According to the European Stroke Organization guidelines, it is recommended preferentially to use low molecular weight heparin in the acute phase rather than direct oral anticoagulants. The combination between ITP (a major bleeding risk factor) and CVT (a thromboembolic event) has carried a major challenge to the treatment of our patient.
We herein present a case of a young female who was diagnosed with ITP. After the exclusion of any other secondary causes, the diagnosis of ITP was established and the patient started treatment with prednisolone 1 mg/kg per day. On follow-up, the patient demonstrated fluctuating response, as the platelet level wavered and was not increasing steadily. However, our patient continued the treatment with corticosteroids with a close observation of any bleeding manifestations and did recurrent laboratory tests. In November 2020, the patient presented with a severe headache, altered consciousness, and a generalized seizure. According to her past medical history, we expected intracranial bleeding causing neurological manifestations.

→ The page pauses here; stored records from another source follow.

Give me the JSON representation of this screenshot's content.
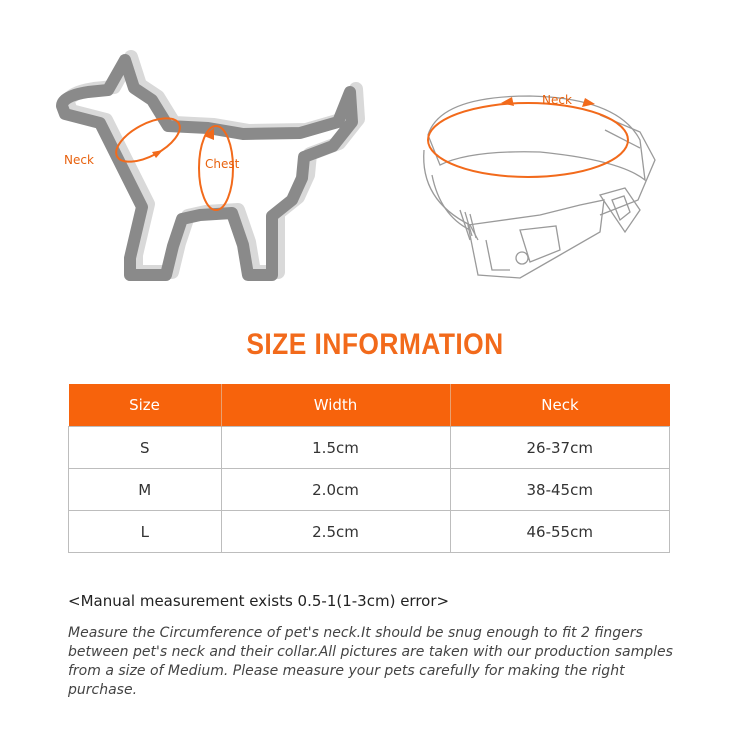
{
  "illustration": {
    "dog_neck_label": "Neck",
    "dog_chest_label": "Chest",
    "collar_neck_label": "Neck",
    "accent_color": "#f26a1b"
  },
  "title": "SIZE INFORMATION",
  "table": {
    "headers": [
      "Size",
      "Width",
      "Neck"
    ],
    "rows": [
      [
        "S",
        "1.5cm",
        "26-37cm"
      ],
      [
        "M",
        "2.0cm",
        "38-45cm"
      ],
      [
        "L",
        "2.5cm",
        "46-55cm"
      ]
    ],
    "header_color": "#f7630c"
  },
  "note": "<Manual measurement exists 0.5-1(1-3cm) error>",
  "description": "Measure the Circumference of pet's neck.It should be snug enough to fit 2 fingers between pet's neck and their collar.All pictures are taken with our production samples from a size of Medium. Please measure your pets carefully for making the right purchase."
}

However, the MRV imaging revealed cerebral venous thrombosis (Figure 1). The venous thrombosis was an unexpected finding in a patient whose condition tends to be bleeding. Furthermore, her platelet level at the time of the neurological manifestations was 5 × 109/L that made the case more complicated. The cause of her venous thrombosis remains unclear as the patient is young and has no other risk factors. We believe that the combination of ITP and ITP treatment with corticosteroids have both contributed to a hypercoagulable state that was complicated as CVT. The patient was treated with enoxaparin 1 mg/kg subcutaneous daily, which was administrated cautiously with direct and close observation of any bleeding demonstrations as her platelet level was below the normal limits. In the following days, the neurological symptoms diminished and the patient’s state improved obviously. Based on the poor response for treatment with corticosteroids for the ITP, the patient went ultimately through splenectomy and the long-term follow-up demonstrated a good response with a remarkable increase in the level of platelets.

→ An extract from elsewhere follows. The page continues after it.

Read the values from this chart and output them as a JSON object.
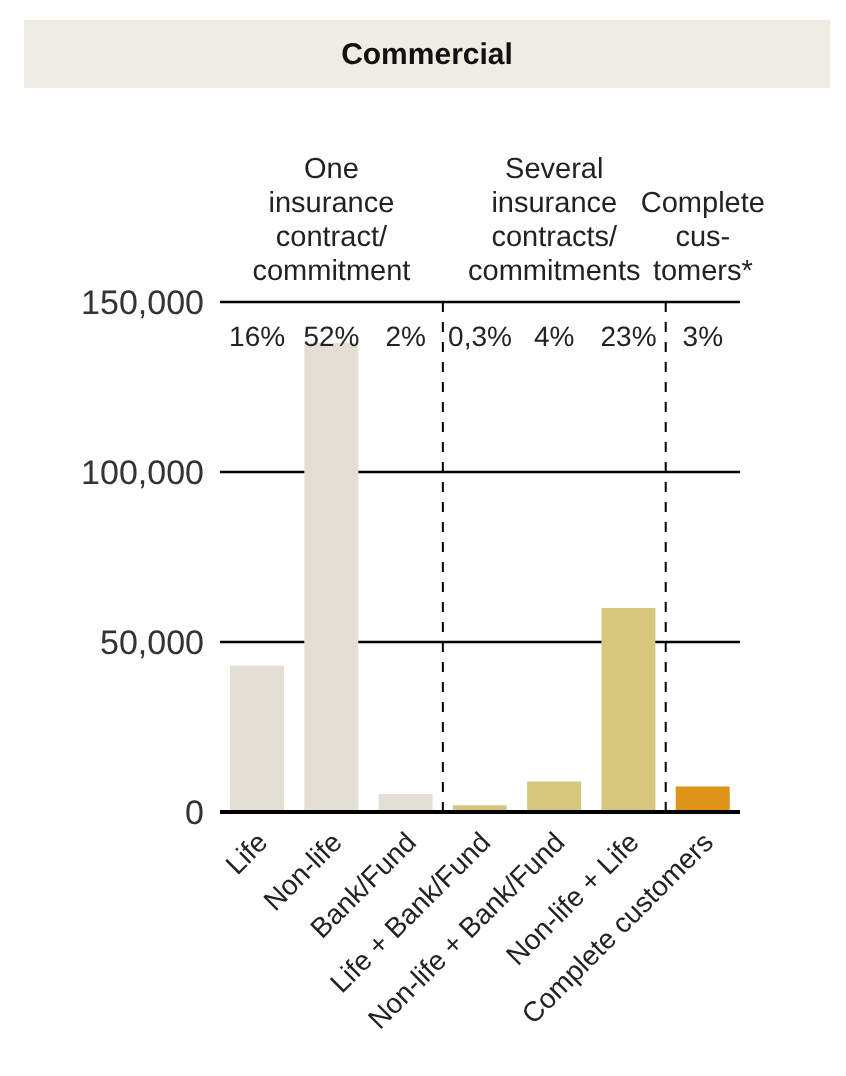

In conclusion, we believe that ITP and ITP treatment methods should be taken into consideration as risk factors for thromboembolic events.
Abbreviations
| ITP: | Immune thrombocytopenic purpura |
| IVIG: | Intravenous immunoglobulin |
| CVT: | Cerebral venous thrombosis |
| ICP: | Increased intracranial pressure |
| CT: | Computed tomography |
| MRV: | Magnetic resonance venography. |
Data Availability
No data were used to support this study.
Consent
Informed written consent was obtained from the patient for publication of this report and any accompanying images.
Conflicts of Interest
The authors declare that they have no conflicts of interest.
Authors’ Contributions
Farfouti M. T. was the patient’s physician and was responsible for acquisition of data, critical revision of the final article, and final approval of the revision to be published. Christina M., Mike G., and George R. contributed equally in acquiring the data, analyzing and interpreting the data, reviewing the literature, drafting the article, and analyzing and interpreting the imaging findings. All authors issued final approval for the version to be submitted.